Reviewer 2: “The mice were older than is generally used for PDX engraftment. Do the authors have a reason why they chose this age range?”

Answer: We routinely use 8-10 week old mice for xenografting and in some cases older animals. This is due to the fact that in other, cell line-based xenografting experiments, we found that mice of this age are grown out and tolerate the procedure including bioluminescence imaging with repeated narcotization without problems. Younger animals with lower body weight sometimes had problems during anesthesia. We therefore usually order animals in the given age span, also to keep experiments comparable and reduce changes in experimental conditions. However, sometimes planned injections need to be rescheduled due to different reasons, resulting in the mice growing a little bit older than anticipated. In those cases we still use the animals because it would be unethical not to.

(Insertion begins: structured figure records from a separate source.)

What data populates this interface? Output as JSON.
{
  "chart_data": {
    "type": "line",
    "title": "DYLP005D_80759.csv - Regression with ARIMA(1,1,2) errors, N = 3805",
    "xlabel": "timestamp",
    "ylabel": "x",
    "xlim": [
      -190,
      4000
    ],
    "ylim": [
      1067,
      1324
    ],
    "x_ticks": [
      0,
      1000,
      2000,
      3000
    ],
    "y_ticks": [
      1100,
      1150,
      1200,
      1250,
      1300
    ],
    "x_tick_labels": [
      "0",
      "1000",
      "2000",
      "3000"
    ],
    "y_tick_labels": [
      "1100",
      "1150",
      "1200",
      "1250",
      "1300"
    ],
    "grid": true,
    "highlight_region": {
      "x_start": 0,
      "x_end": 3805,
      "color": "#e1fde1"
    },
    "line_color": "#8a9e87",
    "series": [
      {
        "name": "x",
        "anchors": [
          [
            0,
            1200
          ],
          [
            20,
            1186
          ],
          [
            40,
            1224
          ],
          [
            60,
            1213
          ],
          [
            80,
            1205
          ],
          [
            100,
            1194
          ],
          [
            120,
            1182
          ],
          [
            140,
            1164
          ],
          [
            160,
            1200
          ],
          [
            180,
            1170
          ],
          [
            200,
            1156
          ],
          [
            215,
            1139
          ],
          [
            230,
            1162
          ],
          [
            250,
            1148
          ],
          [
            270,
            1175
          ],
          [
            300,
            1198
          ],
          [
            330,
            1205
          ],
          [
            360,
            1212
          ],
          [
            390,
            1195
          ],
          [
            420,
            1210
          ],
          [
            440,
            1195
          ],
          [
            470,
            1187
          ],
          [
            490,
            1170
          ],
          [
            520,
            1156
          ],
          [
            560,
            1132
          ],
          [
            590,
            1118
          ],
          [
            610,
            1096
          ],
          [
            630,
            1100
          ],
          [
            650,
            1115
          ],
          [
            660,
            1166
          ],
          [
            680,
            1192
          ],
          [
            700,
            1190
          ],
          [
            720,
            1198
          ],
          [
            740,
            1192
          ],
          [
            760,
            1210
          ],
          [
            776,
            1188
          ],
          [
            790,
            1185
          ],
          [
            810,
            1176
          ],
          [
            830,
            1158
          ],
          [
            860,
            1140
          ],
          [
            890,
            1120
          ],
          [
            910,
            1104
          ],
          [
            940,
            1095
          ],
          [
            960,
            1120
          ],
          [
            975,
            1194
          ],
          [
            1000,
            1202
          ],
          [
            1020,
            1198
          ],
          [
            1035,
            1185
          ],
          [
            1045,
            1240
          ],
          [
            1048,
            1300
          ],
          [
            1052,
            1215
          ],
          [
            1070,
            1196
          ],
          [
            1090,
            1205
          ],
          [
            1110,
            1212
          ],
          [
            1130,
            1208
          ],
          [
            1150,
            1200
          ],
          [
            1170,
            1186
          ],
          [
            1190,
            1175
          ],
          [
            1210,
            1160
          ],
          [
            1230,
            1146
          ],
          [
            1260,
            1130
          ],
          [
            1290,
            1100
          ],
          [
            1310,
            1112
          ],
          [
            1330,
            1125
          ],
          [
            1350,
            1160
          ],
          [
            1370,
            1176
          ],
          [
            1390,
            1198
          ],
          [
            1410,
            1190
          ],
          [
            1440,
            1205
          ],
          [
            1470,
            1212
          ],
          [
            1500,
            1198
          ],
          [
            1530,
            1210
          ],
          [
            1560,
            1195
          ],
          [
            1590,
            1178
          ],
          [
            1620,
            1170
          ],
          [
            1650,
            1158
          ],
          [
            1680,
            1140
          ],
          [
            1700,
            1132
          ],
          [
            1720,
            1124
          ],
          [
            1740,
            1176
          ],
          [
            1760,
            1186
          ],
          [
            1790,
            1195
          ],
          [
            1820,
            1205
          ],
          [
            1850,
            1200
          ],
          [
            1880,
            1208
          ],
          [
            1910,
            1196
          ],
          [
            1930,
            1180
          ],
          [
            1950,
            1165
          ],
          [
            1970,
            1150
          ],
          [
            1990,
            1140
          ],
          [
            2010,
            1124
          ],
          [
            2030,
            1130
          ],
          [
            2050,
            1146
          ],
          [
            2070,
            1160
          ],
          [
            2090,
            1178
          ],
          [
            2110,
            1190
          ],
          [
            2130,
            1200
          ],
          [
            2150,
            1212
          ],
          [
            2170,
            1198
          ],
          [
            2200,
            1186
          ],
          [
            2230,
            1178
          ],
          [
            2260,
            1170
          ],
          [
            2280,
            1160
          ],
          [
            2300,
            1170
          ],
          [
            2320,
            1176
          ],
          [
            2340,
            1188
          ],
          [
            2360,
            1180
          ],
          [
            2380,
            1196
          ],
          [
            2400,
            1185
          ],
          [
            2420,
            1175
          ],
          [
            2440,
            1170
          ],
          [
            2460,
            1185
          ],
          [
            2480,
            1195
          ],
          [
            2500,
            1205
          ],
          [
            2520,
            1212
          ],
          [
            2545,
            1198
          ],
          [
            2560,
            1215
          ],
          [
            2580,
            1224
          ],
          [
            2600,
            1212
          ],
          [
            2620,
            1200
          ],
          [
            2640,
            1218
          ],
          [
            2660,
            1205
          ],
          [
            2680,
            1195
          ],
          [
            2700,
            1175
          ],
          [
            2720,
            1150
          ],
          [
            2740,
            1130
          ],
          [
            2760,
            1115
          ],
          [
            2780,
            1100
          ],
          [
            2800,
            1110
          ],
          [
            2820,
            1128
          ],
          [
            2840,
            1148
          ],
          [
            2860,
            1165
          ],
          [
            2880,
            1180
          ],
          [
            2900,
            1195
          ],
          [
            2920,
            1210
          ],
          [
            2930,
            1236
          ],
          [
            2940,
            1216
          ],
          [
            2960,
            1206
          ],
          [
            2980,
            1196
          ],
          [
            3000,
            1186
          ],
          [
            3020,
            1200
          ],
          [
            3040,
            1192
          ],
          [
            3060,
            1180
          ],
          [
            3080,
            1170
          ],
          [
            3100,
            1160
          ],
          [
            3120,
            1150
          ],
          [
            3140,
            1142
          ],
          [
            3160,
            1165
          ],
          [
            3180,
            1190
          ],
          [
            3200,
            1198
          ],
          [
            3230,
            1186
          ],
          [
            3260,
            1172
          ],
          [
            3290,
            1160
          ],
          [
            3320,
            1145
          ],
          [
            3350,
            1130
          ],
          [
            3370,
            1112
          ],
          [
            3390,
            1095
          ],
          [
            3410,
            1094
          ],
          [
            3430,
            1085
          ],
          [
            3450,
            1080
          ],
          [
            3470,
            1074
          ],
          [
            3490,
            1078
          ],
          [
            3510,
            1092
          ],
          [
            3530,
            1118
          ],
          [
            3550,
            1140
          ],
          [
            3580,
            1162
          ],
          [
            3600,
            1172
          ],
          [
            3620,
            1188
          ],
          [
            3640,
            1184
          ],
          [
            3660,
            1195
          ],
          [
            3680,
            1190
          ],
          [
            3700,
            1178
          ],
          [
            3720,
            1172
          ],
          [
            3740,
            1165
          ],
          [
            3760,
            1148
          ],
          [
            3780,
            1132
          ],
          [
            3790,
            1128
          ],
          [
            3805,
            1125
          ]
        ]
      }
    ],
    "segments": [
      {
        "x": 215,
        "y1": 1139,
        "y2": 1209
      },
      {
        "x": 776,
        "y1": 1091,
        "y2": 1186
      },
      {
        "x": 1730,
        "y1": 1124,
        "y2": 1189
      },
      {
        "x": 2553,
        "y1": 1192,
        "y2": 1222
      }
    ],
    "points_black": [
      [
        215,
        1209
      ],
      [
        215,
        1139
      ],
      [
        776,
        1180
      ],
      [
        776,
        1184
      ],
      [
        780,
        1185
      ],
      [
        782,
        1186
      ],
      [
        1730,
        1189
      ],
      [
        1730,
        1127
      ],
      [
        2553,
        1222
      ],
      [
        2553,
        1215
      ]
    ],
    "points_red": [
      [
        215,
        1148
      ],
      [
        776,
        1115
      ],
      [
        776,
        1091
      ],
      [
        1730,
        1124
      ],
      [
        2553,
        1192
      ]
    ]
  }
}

Reviewer 2: “For the only non-engraving sample, was the prince of ALL blasts in spleen or bone marrow investigated at endpoint.”

Answer: For sample #0031, two mice were injected and observed for 191 days. As no signs of tumor cell proliferation were detected by flow cytometry in the blood, mice were euthanized. Unfortunately, we did not determine the human tumor cell frequency in bone marrow and blood. Spleen measurement, however, was performed and spleens resembled the phenotype of healthy, non-leukemic NSG mice with a length of 1.4 cm, width of 0.3 cm and weight of 0.05 g.